Jakarta, MI - Proses pengurusan sertifikat tanah di kebanyakan kantor pertanahan sangat berbelit-belit dan tidak seragam. Kantor pertanahan di Jakarta, tidak mengizinkan formulir permohonan diisi dengan tulisan tangan. Padahal tidak ada peraturan resminya. 

“Pelaksanaan pengurusan E-Sertifikat gterasa berbelit-belit,” ujar Albert Kuhon saat dihubungi Monitorindonesia.com, Selasa (2/7/2024) petang dan dimintai komentar tentang pelaksanaan E-sertifikat di lingkungan Kementerian Agraria, Tata Ruang dan Badan Pertanahan (ATR BPN). 

Sebagaimana diketahui, sejak akhir Mei 2024 pihak BPN mulai melaksanakan proses E-sertifikat pertanahan. "Terlalu terburu-buru, aparat maupun perangkat di lingkungan BPN belum betul-betul siap melaksanakan E-sertifikasi,” ujar Kuhon yang biasa mendampingi klien dalam masalah pertanahan. 

Hal itu tampak di sejumlah kantor pertanahan di Jawa Tengah, Jawa Timur, Lampung, DKI Jakarta dan beberapa wilayah lain yang dikunjunginya. 

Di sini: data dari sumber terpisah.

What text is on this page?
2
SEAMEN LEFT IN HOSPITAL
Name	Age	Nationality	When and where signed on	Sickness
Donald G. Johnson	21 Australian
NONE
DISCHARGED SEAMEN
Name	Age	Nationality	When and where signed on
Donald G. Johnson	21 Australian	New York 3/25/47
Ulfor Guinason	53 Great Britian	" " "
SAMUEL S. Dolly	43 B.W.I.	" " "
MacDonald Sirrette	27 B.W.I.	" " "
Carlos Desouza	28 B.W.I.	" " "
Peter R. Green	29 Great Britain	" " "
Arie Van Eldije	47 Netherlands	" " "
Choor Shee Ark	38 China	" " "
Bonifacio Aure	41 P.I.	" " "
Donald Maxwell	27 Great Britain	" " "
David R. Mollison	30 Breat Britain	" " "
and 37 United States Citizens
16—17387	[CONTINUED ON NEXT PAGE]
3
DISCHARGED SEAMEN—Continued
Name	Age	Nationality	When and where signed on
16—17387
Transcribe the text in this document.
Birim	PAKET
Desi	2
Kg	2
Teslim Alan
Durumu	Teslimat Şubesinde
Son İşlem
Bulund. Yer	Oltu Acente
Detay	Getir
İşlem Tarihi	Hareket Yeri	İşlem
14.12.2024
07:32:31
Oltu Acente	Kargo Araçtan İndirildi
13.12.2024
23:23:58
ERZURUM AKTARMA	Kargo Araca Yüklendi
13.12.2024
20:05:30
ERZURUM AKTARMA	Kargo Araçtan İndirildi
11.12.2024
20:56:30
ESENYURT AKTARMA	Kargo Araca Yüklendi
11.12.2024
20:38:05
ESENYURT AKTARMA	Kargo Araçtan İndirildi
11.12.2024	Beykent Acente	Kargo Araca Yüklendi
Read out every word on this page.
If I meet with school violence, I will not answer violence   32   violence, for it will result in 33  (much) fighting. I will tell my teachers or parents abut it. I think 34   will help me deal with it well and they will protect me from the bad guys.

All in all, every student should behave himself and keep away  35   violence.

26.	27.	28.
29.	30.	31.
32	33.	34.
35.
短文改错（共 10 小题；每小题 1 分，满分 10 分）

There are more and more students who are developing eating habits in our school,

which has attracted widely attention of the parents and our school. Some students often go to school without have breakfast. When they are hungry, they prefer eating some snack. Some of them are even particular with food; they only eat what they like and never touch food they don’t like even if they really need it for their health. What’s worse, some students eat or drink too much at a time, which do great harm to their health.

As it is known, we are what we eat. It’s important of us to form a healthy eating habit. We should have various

“Di kantor-kantor pertanahan di Jakarta, pemberlakuan E-sertifikat dimulai sejak 31 Mei 2024. Di beberapa wilayah Jawa Tengah mulai diberlakukan Juni-Juli ini,” tuturnya. Banyak kliennya yang ragu-ragu mengurus sertifikat baru, karena khawatir mengenai pengamanan database (pusat data BPN). Sebagian lagi, merasa enggan mengurus E-sertifikat karena prosedurnya lebih rumit dari prosedur biasa. “Mengurus sertifikat biasa saja sangat berbelit-belit, apalagi menghurus E-sertifikat,” kata Kuhon. 

Sangat berbelit-belit
Memang selama ini proses pengurusan sertifikat tanah di kebanyakan kantor pertanahan sangat berbelit-belit dan tidak seragam. Di kantor-kantor pertanahan di Jakarta, pengisian formulir permohonan tidak boleh dengan tulisan tangan. Padahal tidak ada peraturan resminya. 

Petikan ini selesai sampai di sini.